While Max Verstappen complains about the lack of grip, it’s in Lap 42 to see Hamilton making another pitstop. Mercedes made a bold strategic move by doing so. They decide to bring Hamilton in just as he was approaching Verstappen. He’s now on a set of extra mediums.

It’s Lap 43; right after Hamilton’s pitstop, we can hear Verstappen’s race-engineer Gianpiero Lambiase on the team radio: “At this rate, they’re going to catch us in the last lap” Meanwhile, it appears that Max stays out and will try a different strategy. As Hamilton asks to be informed of the gap to Verstappen on Lap 44, Bono reminds him, “Currently 22 seconds; you’ve done it before.”

It’s Lap 46, and we hear the following on the team radio: “I don’t see how we’re going to take this to the end”, Verstappen says. It’s for the first time this season; Verstappen sounds so disappointed. According to the informative AWS graphics, Hamilton’s newer set of tyres is giving him concern, but within the next 10 laps, the World Champion will be within striking distance of the Red Bull. Lewis Hamilton is behind Bottas in Lap 55 and has the advantage in terms of race speed. Hamilton is attempting to overtake his teammate, but Bottas is refusing to cooperate. At Turn 10, Hamilton dives past his teammate on the inside. That was not part of a team order; the Finn refused to let Hamilton pass him by earlier. 

Lap 54 and Bottas make a pit stop, and the Finn will challenge for the fastest lap point. Two laps later, we see Bottas earning the Fastest Lap as a result.

With 10 laps to go, we can see on the AWS system that Hamilton will be within striking distance of Verstappen in nine laps. Verstappen and Hamilton are now separated by just over a half-second on Lap 59. Keep in mind that Hamilton rejoined the race 22 seconds behind Red Bull when he pitted for the second time. It seems like the pace isn’t there for the Dutchman. What we thought was coming becomes a reality; Hamilton passes Verstappen into turn one and takes the lead of the race. 
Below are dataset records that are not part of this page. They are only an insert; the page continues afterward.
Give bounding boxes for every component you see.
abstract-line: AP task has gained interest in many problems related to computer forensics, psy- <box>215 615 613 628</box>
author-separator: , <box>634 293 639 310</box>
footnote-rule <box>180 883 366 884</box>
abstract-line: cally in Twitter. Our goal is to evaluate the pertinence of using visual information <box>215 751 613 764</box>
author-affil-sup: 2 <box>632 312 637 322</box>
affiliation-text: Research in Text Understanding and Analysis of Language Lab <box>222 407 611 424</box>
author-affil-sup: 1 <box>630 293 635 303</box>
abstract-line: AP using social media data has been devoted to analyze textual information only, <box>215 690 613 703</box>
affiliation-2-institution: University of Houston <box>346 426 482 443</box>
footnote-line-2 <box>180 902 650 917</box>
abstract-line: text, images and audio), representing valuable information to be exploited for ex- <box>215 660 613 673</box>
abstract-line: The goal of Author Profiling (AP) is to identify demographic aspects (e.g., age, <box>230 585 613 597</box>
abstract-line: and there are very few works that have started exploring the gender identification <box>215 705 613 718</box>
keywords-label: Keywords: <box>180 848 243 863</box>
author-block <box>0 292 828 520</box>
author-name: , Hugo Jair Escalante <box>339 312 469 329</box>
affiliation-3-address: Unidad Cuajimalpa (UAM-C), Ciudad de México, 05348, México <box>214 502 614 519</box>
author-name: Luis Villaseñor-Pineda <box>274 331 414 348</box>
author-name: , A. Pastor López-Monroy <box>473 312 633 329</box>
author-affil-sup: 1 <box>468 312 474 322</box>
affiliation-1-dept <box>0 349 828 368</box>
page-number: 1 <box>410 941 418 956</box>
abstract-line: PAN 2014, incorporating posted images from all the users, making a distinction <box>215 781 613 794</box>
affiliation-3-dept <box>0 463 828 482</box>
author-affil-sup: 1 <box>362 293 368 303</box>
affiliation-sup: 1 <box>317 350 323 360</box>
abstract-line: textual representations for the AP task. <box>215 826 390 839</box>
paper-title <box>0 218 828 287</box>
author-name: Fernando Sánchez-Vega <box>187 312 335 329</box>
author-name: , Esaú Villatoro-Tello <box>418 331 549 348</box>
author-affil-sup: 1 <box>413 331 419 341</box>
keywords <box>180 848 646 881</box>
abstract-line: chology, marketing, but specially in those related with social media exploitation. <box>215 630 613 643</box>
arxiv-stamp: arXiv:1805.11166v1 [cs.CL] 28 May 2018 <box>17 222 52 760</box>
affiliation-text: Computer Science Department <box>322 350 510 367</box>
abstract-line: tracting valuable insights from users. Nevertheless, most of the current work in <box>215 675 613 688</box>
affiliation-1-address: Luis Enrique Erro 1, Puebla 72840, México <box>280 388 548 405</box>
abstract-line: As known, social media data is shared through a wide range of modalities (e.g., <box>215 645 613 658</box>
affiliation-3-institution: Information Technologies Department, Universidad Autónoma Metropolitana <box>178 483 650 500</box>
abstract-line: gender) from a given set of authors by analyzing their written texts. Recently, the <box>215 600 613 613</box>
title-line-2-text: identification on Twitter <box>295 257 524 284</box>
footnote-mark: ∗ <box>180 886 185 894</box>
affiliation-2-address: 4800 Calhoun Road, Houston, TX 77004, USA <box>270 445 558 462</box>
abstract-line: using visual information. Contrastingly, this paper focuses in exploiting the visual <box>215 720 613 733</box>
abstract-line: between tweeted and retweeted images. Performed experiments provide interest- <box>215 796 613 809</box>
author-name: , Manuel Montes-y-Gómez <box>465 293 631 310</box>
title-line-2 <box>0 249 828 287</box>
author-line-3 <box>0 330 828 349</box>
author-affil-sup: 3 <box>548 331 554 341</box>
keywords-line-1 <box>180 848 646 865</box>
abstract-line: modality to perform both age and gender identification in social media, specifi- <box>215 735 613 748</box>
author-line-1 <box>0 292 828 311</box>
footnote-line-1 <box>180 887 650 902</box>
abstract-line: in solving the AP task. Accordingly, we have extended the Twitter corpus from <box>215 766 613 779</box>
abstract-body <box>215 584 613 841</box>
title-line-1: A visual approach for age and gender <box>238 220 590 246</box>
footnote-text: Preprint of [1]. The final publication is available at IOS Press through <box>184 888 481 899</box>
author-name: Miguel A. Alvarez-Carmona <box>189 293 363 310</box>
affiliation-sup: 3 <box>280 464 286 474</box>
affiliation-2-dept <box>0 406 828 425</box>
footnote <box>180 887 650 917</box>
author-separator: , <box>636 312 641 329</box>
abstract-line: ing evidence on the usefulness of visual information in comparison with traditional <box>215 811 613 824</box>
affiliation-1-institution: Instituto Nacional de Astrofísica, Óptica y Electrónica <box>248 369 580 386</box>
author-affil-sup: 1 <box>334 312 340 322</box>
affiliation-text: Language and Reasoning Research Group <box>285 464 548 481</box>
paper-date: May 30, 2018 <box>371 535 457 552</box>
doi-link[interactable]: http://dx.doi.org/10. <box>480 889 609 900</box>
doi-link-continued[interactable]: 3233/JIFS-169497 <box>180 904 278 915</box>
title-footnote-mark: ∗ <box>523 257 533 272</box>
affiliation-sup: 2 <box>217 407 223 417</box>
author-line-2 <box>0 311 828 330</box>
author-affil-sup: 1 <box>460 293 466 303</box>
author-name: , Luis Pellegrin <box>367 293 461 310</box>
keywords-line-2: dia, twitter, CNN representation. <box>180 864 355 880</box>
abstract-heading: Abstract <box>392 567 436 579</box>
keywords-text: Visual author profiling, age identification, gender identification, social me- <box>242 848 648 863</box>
It’s Lap 56, and Pierre Gasly has moved up to the tenth position. The AlphaTauri, had a close touch with Lance Stroll while braking, but it doesn’t matter for the Frenchman as he’s now into the points. That would be a good outcome for Alpha Tauri after Tsuonoda’s early retirement.

With Hamilton out of the picture, Red Bull has pitted Verstappen a second time to move him to fresher tyres in the hope of winning the fastest lap bonus point, a move that wasn’t a part of the original strategy. 

The chequered flag is waved as Hamilton is the first to cross the finish line after leading the race for the last 12 laps. For the fifth time in a row, the reigning World Champion wins the Spanish Grand Prix, extending his lead in the drivers’ standings. 

There’s no denial that Mercedes’ strategy was spot on, and it was the decisive factor. Verstappen made his pit stop in second position just in time to get the bonus point for the Fastest Lap.